If Jenny uses this model to write her paper, she'll need to identify an evidence-based practice clinical question regarding medication errors. For example, she might ask if medication errors increase when the number of hours a nurse works per week increases. She would then visit medical databases to find the best available research studies on this topic. Lastly, based on her research findings, she might make a recommendation on how many hours it is safe for a nurse to work a week based on the correlation between medication errors made and hours worked by nurses.
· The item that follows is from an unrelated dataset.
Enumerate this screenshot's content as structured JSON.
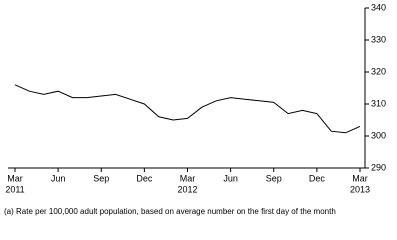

Evidence-Based Practice Hierarchy

Now that Jenny knows how to narrow down her research topic, she needs to identify the strongest research studies to use in her paper. To do this, Jenny will use the evidence-based practice hierarchy. The evidence-based practice hierarchy is a pyramid (or scale) that ranks research studies and other types of evidence in order of their validity. The top of the pyramid, which corresponds to the lowest level number, represents the most reliable studies, and the bottom of the pyramid represents the least reliable studies.

The hierarchy is based on the method of conducting a research study. An evidence-based practice method describes how information in the study was collected and how patients were included into the study. One hierarchy exists to evaluate quantitative (or measurable data) studies, and a different hierarchy exists to evaluate qualitative (or descriptive data) studies.